Libera setzt sich seit Jahren für das Gedenken an die Opfer von Mafia-Morden ein. „Ich glaube, dass es da Berührungspunkte mit den Kämpfen der Flüchtlinge gibt“, sagt Sammito. „Bei uns geht es darum, die anonymen Toten sichtbar zu machen“, sagt er. Die toten Flüchtlinge erscheinten in der öffentlichen Wahrnehmug meist nur als namenlose Zahlen. „Das ist eine Form der Entmenschlichung. Man muss ihnen ihre Würde zurückgeben. Dabei wollen wir mithelfen.“
Am Freitag will das Protestbündnis deshalb eine Liste mit den bekannten Daten von rund 60.000 Menschen, die seit 1993 im Mittelmeer zu Tode kamen in der Innenstadt von Rom entrollen.
Im Anschluss will die Gruppe Refugees in Libya mit einem Tribunal an einen besonders schweren Völkerrechtsverstoß Italiens erinnern: Im vergangenen Januar war der libyschen General Osama Almasri Njeem bei einem Fusballspiel in Turin festgenommen worden. Unter Almasris Kommando standen mehrere Internierungslager in Libyen. Wegen schwerster Misshandlung der dort inhaftierten wird Almasri vom Internationalen Strafgerichtshof ICC in Den Haag gesucht. Der Vorwurf: Verbrechen gegen die Menschlichkeit. Doch die Meloni-Regierung lieferten Almasri nicht aus, sondern ließ ihn von der italienischen Luftwaffe nach Tripolis zurück fliegen.

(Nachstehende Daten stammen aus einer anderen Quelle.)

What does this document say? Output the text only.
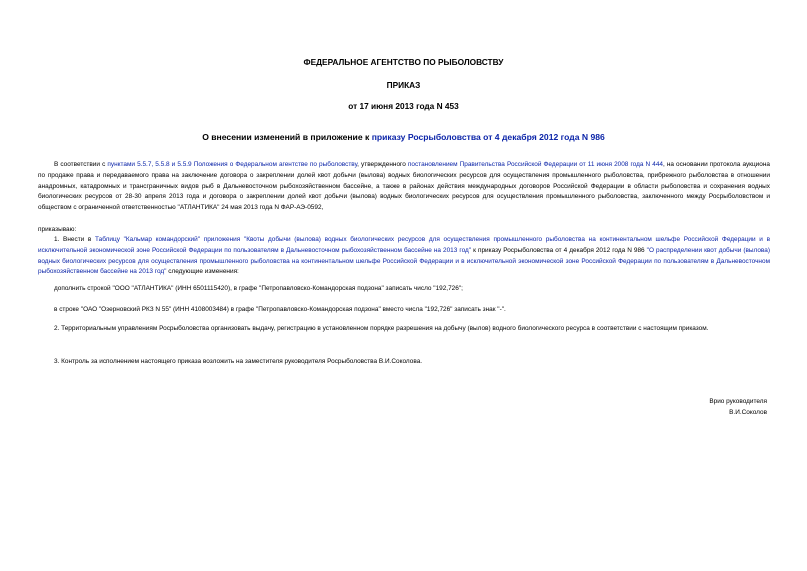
ФЕДЕРАЛЬНОЕ АГЕНТСТВО ПО РЫБОЛОВСТВУ
ПРИКАЗ
от 17 июня 2013 года N 453
О внесении изменений в приложение к приказу Росрыболовства от 4 декабря 2012 года N 986
В соответствии с пунктами 5.5.7, 5.5.8 и 5.5.9 Положения о Федеральном агентстве по рыболовству, утвержденного постановлением Правительства Российской Федерации от 11 июня 2008 года N 444, на основании протокола аукциона по продаже права и передаваемого права на заключение договора о закреплении долей квот добычи (вылова) водных биологических ресурсов для осуществления промышленного рыболовства, прибрежного рыболовства в отношении анадромных, катадромных и трансграничных видов рыб в Дальневосточном рыбохозяйственном бассейне, а также в районах действия международных договоров Российской Федерации в области рыболовства и сохранения водных биологических ресурсов от 28-30 апреля 2013 года и договора о закреплении долей квот добычи (вылова) водных биологических ресурсов для осуществления промышленного рыболовства, заключенного между Росрыболовством и обществом с ограниченной ответственностью "АТЛАНТИКА" 24 мая 2013 года N ФАР-АЭ-0592,
приказываю:
1. Внести в Таблицу "Кальмар командорский" приложения "Квоты добычи (вылова) водных биологических ресурсов для осуществления промышленного рыболовства на континентальном шельфе Российской Федерации и в исключительной экономической зоне Российской Федерации по пользователям в Дальневосточном рыбохозяйственном бассейне на 2013 год" к приказу Росрыболовства от 4 декабря 2012 года N 986 "О распределении квот добычи (вылова) водных биологических ресурсов для осуществления промышленного рыболовства на континентальном шельфе Российской Федерации и в исключительной экономической зоне Российской Федерации по пользователям в Дальневосточном рыбохозяйственном бассейне на 2013 год" следующие изменения:
дополнить строкой "ООО "АТЛАНТИКА" (ИНН 6501115420), в графе "Петропавловско-Командорская подзона" записать число "192,726";
в строке "ОАО "Озерновский РКЗ N 55" (ИНН 4108003484) в графе "Петропавловско-Командорская подзона" вместо числа "192,726" записать знак "-".
2. Территориальным управлениям Росрыболовства организовать выдачу, регистрацию в установленном порядке разрешения на добычу (вылов) водного биологического ресурса в соответствии с настоящим приказом.
3. Контроль за исполнением настоящего приказа возложить на заместителя руководителя Росрыболовства В.И.Соколова.
Врио руководителя
В.И.Соколов
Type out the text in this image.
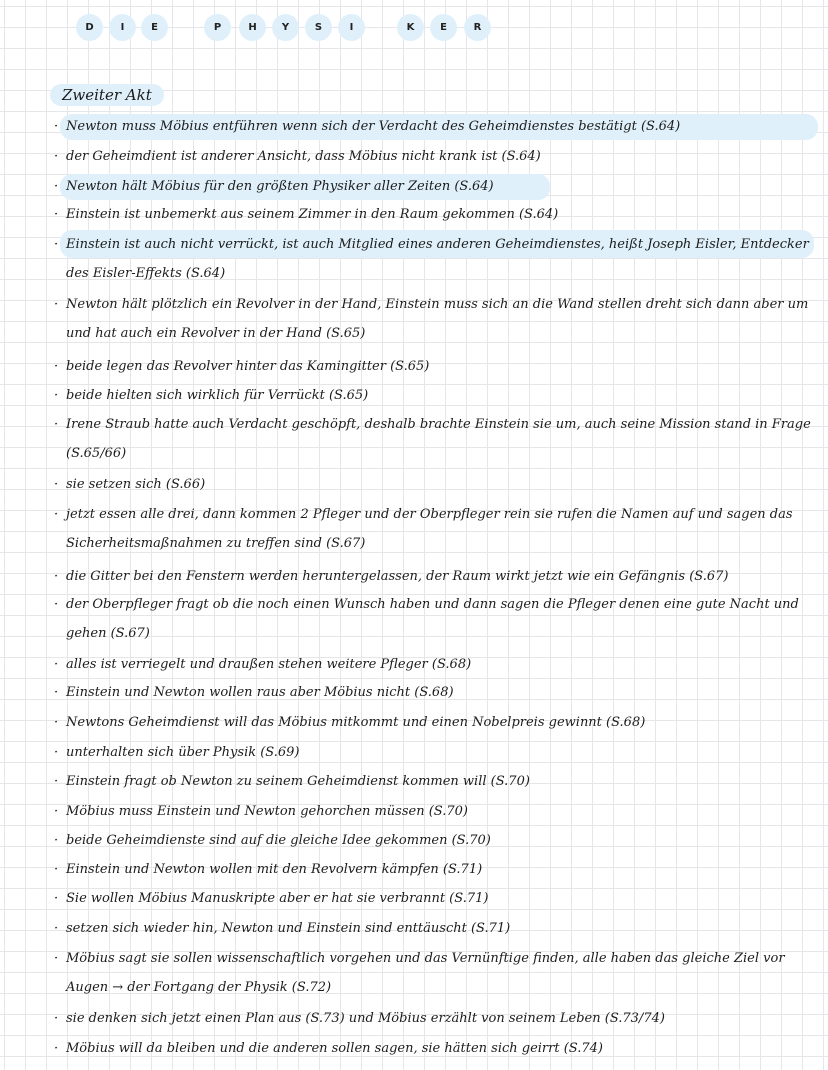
D	I	E	P	H	Y	S	I	K	E	R
Zweiter Akt
· Newton muss Möbius entführen wenn sich der Verdacht des Geheimdienstes bestätigt (S.64)
· der Geheimdient ist anderer Ansicht, dass Möbius nicht krank ist (S.64)
· Newton hält Möbius für den größten Physiker aller Zeiten (S.64)
· Einstein ist unbemerkt aus seinem Zimmer in den Raum gekommen (S.64)
· Einstein ist auch nicht verrückt, ist auch Mitglied eines anderen Geheimdienstes, heißt Joseph Eisler, Entdecker des Eisler-Effekts (S.64)
· Newton hält plötzlich ein Revolver in der Hand, Einstein muss sich an die Wand stellen dreht sich dann aber um und hat auch ein Revolver in der Hand (S.65)
· beide legen das Revolver hinter das Kamingitter (S.65)
· beide hielten sich wirklich für Verrückt (S.65)
· Irene Straub hatte auch Verdacht geschöpft, deshalb brachte Einstein sie um, auch seine Mission stand in Frage (S.65/66)
· sie setzen sich (S.66)
· jetzt essen alle drei, dann kommen 2 Pfleger und der Oberpfleger rein sie rufen die Namen auf und sagen das Sicherheitsmaßnahmen zu treffen sind (S.67)
· die Gitter bei den Fenstern werden heruntergelassen, der Raum wirkt jetzt wie ein Gefängnis (S.67)
· der Oberpfleger fragt ob die noch einen Wunsch haben und dann sagen die Pfleger denen eine gute Nacht und gehen (S.67)
· alles ist verriegelt und draußen stehen weitere Pfleger (S.68)
· Einstein und Newton wollen raus aber Möbius nicht (S.68)
· Newtons Geheimdienst will das Möbius mitkommt und einen Nobelpreis gewinnt (S.68)
· unterhalten sich über Physik (S.69)
· Einstein fragt ob Newton zu seinem Geheimdienst kommen will (S.70)
· Möbius muss Einstein und Newton gehorchen müssen (S.70)
· beide Geheimdienste sind auf die gleiche Idee gekommen (S.70)
· Einstein und Newton wollen mit den Revolvern kämpfen (S.71)
· Sie wollen Möbius Manuskripte aber er hat sie verbrannt (S.71)
· setzen sich wieder hin, Newton und Einstein sind enttäuscht (S.71)
· Möbius sagt sie sollen wissenschaftlich vorgehen und das Vernünftige finden, alle haben das gleiche Ziel vor Augen → der Fortgang der Physik (S.72)
· sie denken sich jetzt einen Plan aus (S.73) und Möbius erzählt von seinem Leben (S.73/74)
· Möbius will da bleiben und die anderen sollen sagen, sie hätten sich geirrt (S.74)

„Niemand benennt die Verantwortlichen für dieses Unrecht“, sagt RiL-Sprecher David Yambio, der selbst in mindestens einem der Lager inhaftiert war, das Almasri befehligt hatte. „Also tun wir es.“
Am Samstag hatte die NGO „Ärzte für Menschenrechte“ (MEDU) mit Blick auf die Parlamentsdebatte Papst Leo in einen Bericht mit dem Titel „Die Folterfabrik“ übergeben. 3.000 Menschen, die zwischen 2014 und 2020 in den libyschen Intierungslagern schwerste Menschenrechtsverletzungen erlitten haben, wurden für den Bericht befragt. „Nichts hat sich seitdem geändert“, sagte MEDU-Koordinator Alberto Barbieri. Auch Amnesty International und Human Rights Watch hatten die Zusammenarbeit scharf kritisiert.